I think about my male cousins, both professors of mathematics at university. Will they pick up arms? They are mild-mannered intellectuals. I think about my aunt, stockpiling provisions and salting meat in order to preserve it.
Israel had sent diplomats and planes to Ukraine, preparing to airlift the Jewish population to Israel. But the majority seem to be staying. Putin is not Hitler, notwithstanding the memes and mustaches of social media. And yet. Sara Rigler wrote a piece for Aish comparing the reluctance of Ukrainian Jews to flee to that of Elie Wiesel’s family who failed to heed the advice of a non-Jewish servant to hide in advance of the Nazis.

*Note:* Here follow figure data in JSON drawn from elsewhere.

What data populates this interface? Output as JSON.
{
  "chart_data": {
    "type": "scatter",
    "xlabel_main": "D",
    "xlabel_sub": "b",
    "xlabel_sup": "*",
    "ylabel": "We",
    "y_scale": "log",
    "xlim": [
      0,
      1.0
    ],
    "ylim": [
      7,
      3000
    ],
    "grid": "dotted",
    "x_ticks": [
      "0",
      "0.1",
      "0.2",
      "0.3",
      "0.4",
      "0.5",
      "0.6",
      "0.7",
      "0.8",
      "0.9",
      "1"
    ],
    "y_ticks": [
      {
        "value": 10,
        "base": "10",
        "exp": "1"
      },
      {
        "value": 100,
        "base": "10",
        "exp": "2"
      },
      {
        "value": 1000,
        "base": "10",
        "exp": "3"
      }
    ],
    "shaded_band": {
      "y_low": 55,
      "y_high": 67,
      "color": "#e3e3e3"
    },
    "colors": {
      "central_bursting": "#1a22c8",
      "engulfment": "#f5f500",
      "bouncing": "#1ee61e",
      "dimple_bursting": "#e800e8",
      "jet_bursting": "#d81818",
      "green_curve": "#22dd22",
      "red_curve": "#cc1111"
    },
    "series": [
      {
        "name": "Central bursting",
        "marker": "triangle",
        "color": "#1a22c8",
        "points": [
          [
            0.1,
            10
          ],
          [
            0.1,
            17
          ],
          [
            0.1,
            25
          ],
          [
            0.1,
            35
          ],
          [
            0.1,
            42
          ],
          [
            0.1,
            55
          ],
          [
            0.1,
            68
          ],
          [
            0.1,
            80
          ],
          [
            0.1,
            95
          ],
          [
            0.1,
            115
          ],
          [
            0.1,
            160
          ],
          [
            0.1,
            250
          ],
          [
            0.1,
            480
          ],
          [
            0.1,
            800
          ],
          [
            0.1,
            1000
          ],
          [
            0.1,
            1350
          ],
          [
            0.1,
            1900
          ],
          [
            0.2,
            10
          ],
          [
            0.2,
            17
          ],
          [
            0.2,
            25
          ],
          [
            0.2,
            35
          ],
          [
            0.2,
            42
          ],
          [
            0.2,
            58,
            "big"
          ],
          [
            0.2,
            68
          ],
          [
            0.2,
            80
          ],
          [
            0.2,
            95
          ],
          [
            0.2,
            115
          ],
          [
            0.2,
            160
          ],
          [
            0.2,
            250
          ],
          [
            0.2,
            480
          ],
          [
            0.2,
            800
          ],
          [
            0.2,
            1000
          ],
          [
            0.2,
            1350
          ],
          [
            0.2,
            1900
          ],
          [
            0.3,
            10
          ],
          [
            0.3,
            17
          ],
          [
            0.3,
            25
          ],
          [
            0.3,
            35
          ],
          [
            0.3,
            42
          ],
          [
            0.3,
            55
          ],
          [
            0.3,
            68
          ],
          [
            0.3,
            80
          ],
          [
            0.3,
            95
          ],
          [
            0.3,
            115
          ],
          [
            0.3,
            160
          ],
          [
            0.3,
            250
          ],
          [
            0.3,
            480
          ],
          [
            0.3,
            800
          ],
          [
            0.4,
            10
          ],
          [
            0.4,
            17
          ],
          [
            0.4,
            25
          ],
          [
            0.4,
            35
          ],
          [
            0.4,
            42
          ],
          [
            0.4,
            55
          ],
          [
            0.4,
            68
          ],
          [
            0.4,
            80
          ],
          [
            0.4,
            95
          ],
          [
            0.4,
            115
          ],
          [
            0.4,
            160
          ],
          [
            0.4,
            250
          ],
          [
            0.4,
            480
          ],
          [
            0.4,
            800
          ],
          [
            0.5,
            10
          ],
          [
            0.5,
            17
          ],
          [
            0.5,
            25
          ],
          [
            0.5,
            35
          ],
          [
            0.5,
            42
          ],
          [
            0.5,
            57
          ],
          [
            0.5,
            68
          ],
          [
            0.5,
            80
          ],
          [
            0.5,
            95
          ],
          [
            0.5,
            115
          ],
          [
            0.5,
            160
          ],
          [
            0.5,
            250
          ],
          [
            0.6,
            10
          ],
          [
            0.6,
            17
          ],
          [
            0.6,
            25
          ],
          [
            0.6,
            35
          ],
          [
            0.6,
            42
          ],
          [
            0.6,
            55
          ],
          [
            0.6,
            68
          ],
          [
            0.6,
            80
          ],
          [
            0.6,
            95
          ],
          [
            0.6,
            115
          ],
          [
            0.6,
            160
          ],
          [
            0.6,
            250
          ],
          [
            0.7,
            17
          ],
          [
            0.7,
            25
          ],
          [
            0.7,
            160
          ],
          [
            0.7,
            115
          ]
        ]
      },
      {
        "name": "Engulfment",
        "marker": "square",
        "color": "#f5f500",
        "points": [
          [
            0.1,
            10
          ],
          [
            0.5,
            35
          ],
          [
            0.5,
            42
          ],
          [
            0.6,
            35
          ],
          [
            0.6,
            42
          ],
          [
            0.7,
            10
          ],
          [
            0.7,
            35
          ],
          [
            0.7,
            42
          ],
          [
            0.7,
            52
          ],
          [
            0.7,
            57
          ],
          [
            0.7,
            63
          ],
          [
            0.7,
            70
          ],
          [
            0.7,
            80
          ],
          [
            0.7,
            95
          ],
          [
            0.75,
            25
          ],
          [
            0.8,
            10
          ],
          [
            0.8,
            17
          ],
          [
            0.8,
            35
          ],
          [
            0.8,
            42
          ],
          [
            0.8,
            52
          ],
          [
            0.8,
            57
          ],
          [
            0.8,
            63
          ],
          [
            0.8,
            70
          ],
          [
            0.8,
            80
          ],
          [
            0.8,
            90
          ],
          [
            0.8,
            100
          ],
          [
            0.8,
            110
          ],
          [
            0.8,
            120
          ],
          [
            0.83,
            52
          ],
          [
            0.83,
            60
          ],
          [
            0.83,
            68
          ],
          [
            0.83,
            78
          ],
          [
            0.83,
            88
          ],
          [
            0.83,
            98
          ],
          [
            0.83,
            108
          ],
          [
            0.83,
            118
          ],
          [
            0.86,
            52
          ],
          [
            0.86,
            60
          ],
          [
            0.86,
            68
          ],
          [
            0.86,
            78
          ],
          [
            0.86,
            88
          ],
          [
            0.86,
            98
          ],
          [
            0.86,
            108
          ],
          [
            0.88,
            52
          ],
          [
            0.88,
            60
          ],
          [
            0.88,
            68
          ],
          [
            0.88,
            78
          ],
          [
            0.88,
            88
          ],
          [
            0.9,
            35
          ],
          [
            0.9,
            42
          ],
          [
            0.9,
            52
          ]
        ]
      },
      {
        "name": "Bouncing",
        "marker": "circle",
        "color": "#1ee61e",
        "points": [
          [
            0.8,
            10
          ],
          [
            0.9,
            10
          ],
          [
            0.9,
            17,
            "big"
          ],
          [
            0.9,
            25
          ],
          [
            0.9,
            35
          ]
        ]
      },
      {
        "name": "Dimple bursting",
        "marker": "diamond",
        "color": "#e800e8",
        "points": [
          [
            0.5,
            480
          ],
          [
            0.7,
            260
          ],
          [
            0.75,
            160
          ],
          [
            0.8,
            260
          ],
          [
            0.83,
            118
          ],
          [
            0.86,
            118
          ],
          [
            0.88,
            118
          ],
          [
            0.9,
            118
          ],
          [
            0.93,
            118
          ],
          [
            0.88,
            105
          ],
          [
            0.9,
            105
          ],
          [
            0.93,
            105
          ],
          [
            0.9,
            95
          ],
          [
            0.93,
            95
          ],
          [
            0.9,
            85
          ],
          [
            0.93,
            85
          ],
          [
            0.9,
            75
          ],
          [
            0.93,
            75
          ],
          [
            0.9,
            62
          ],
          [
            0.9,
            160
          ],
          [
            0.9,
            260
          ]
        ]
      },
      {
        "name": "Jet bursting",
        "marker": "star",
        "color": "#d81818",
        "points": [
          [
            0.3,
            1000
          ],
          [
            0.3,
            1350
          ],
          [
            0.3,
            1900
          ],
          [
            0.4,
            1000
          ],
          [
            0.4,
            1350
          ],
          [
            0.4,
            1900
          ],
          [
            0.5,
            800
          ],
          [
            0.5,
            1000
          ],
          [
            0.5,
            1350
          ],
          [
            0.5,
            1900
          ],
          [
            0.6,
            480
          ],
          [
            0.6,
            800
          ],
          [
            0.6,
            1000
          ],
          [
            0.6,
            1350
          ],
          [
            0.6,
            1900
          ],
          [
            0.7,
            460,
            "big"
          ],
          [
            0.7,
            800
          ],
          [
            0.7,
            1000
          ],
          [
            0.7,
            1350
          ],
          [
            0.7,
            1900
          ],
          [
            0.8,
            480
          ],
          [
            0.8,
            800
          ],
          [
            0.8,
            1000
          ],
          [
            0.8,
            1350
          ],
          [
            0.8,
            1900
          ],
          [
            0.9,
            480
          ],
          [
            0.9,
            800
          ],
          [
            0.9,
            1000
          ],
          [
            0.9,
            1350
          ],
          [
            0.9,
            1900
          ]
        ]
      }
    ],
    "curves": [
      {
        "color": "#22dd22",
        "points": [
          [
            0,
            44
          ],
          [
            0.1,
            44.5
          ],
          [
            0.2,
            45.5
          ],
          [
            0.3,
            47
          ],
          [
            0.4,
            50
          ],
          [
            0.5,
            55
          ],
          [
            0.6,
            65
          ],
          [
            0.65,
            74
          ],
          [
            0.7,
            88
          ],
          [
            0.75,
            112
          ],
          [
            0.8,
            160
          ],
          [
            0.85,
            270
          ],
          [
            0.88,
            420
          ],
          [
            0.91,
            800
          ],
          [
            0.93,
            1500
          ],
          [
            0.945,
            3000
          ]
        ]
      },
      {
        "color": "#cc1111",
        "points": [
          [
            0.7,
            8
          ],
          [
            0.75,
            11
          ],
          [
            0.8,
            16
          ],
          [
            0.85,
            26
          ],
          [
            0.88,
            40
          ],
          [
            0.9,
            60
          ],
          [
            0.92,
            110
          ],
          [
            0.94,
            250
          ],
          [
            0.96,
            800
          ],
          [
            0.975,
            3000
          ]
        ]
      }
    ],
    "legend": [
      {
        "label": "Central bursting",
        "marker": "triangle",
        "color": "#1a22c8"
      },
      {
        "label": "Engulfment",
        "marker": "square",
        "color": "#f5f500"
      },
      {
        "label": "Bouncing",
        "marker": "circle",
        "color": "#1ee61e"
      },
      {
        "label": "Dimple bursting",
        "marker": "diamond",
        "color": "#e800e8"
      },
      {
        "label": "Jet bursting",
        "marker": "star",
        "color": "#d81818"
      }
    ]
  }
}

Ukraine is a paradox. On the the one hand, Ukrainians collaborated with the Nazis in murdering their Jewish neighbors during World War II. There is a long and complicated history of Ukrainian nationalism tied to antisemitism. Ukraine’s national heroes (Stephan Bandera and others) were rabid antisemites. On the other hand, Ukraine of 2022 is not the bloodland of the past. Several Jewish communities flourished post Soviet rule in Ukraine, and President Zelensky is Jewish. (The Atlantic proclaimed, “How Zelensky Gave the World a Jewish Hero.”) In fact, a 2019 Pew Research Center poll found Ukraine the least antisemitic among all Central and Eastern European countries.
Friends who know my background text me to ask about my family. My immediate family is safe in the tri-state area. But my extended family is stockpiling food and spending nights in bomb shelters. Why doesn’t my extended family leave? Why don’t the majority of Ukraine’s Jews leave? Why didn’t President Zelensky’s family leave when 1.5 million Soviet Jews immigrated to the United States and Israel in the 1990s? He found a life in his land. They have lives. The Chabad shluchim are staying in Ukraine, the exodus to Moldova notwithstanding. Moreover, consider the growing elderly population. How easy is it to flee at 80 years old?
My family immigrated to the United States to escape antisemitism. My father wanted more opportunities for himself and his family. Today’s Jewish refugees are fleeing from the Russians and Putin rather than antisemitism. And yet there is the specter of antisemitism. Moreover, I was able to leave because of American Jewry advocating for Soviet Jewry. It is time to pay it forward and help Ukrainian Jewry, in whatever form they need it.
Sophia Sapozhnikov-Lewis resides in Teaneck with her husband and three children. She has been an English teacher at the Bronx High School of Science for over 15 years.